Further, so many restaurants and cocktail destinations in New York City play up their mysterious Prohibition-era secret entrances that, given the provenance of the Paramount and its eateries as speakeasies in the era of Billy Rose, the Bar & Grill could be a shhhhh sweet secret that food and drink lovers “discover.”
Originally slated for an October debut, the Diamond Horseshoe club, located in the hotel’s basement, is now on track for an end of year debut. Stay tuned.
The Paramount Bar & Grill offers tasty and fun cocktails to experience. No one really makes these fancy concoctions at home – it’s why you go to a bar, after all.
Here, there are a few “signature” cocktails to refresh and excite, including the smoky Billy Rose, the refreshing Moscow Mule and Summer in Stockholm.
A picky point: because the cocktails are a modification on the classics, it would be beneficial to the spirit of cocktail culture and to the customers to note the Bar & Grill is interpreting or is inspired by the classic cocktails as opposed to confusing the imbiber with ingredients that are creatively skewed.
According to Bryan Wooley, Director of Food and Beverage, Paramount, that is a point well taken.
At the Bar & Grill for example, the Moscow Mule is made with Absolut Citron, Ruby Port and fresh lime and ginger vs. the classic recipe created to sell more vodka back in 1941 with three simple ingredients: vodka, lime, and ginger beer. All good but the straight away reference to the classics can be confusing or misleading. And make cocktail scholars crazy!
But the attention to ingredients and the alchemy of taste are to be respected and enjoyed at the Bar & Grill no matter the moniker.
On a related note, Wooley explained the “signature” cocktails are modified according to the season. The bar puts a different spin on the drinks depending on the time of the year. So come and sip the Winter Billy Rose and compare to its more refreshing summer twin. Nice.

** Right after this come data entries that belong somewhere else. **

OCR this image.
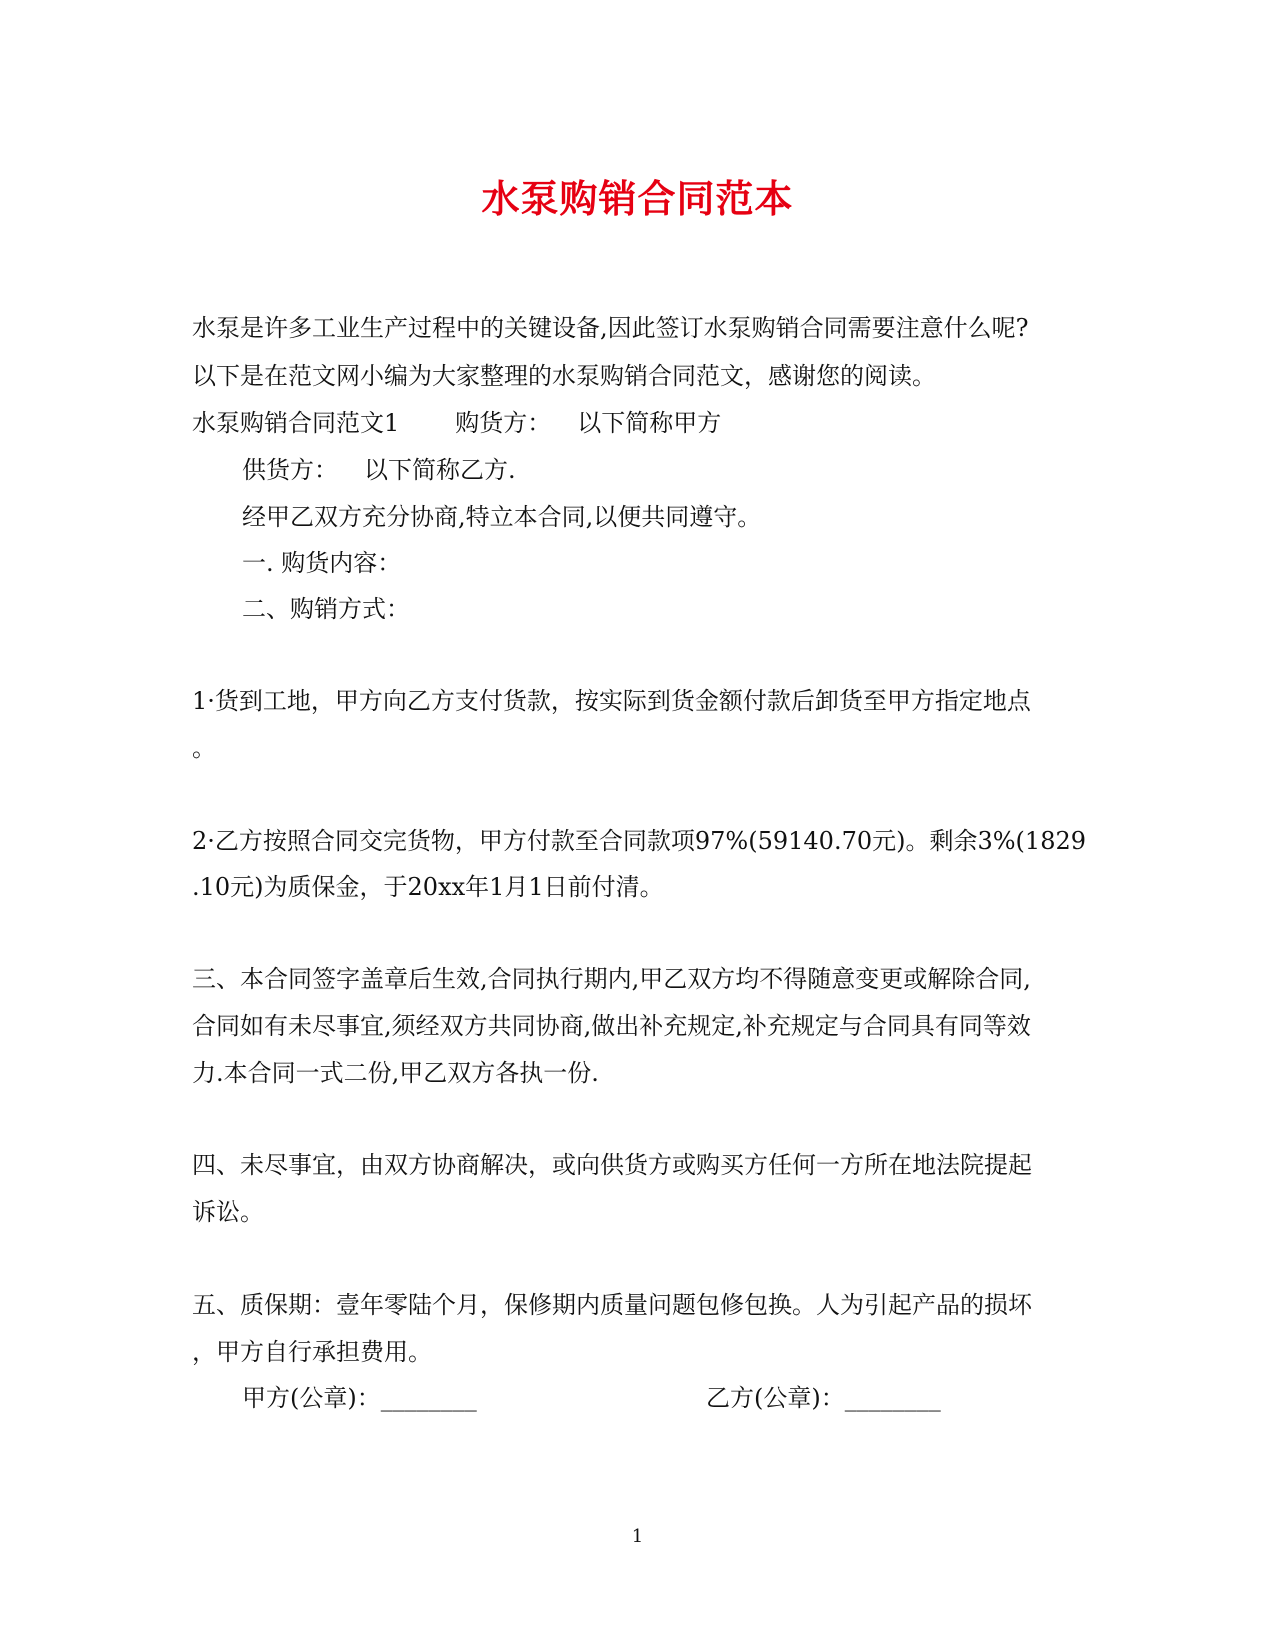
水泵购销合同范本
水泵是许多工业生产过程中的关键设备,因此签订水泵购销合同需要注意什么呢?
以下是在范文网小编为大家整理的水泵购销合同范文，感谢您的阅读。
水泵购销合同范文1 购货方： 以下简称甲方
供货方： 以下简称乙方.
经甲乙双方充分协商,特立本合同,以便共同遵守。
一. 购货内容：
二、购销方式：
1·货到工地，甲方向乙方支付货款，按实际到货金额付款后卸货至甲方指定地点
。
2·乙方按照合同交完货物，甲方付款至合同款项97%(59140.70元)。剩余3%(1829
.10元)为质保金，于20xx年1月1日前付清。
三、本合同签字盖章后生效,合同执行期内,甲乙双方均不得随意变更或解除合同,
合同如有未尽事宜,须经双方共同协商,做出补充规定,补充规定与合同具有同等效
力.本合同一式二份,甲乙双方各执一份.
四、未尽事宜，由双方协商解决，或向供货方或购买方任何一方所在地法院提起
诉讼。
五、质保期：壹年零陆个月，保修期内质量问题包修包换。人为引起产品的损坏
，甲方自行承担费用。
甲方(公章)：________	乙方(公章)：________
1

It’s so intriguing to listen to the cocktail histories as one sips the cocktail concoctions. Did you know the Delano Fuzz was named for president Franklin Delano Roosevelt because his favorite drink was the mint julep?
(Perhaps it was all that time rehabilitating at the Greenbrier?!)
Here, the mixologist adds peach to Chivas 12 for a Paramount version, served with mint and lemon on crushed ice. It’s oh-so-refreshing.
Or the Kentucky Flip – the bar’s version of a bourbon Derby – a flip of wordplay and ingredients. Nothing aggressive-tasting here, the drink is not cloying but rather a good balance between the tart and sweet, made with Old Forrester, Tawny Port, soda and no real eggs used but “bar eggs” make it rich and frothy. It’s boozy and good.
(A Flip for those who don’t drink this class of drink is a spirit, egg, sugar and spice – with cream optional.)
The Bar & Grill’s wine list is varied and extensive and also offers a nice selection of local, New York wines. The wine list too, changes seasonally.
Go now for three different delicious, summer roses: Bonny Doon – the best, Red Car and Sonoma Coast.
The Bar & Grill also offers local craft beer, including Captain Lawrence from Elmsford, NY, Kelso Pilsner, Brooklyn Lager, Red Wagon IPA Fire Island, and Southampton Imperial PORTER.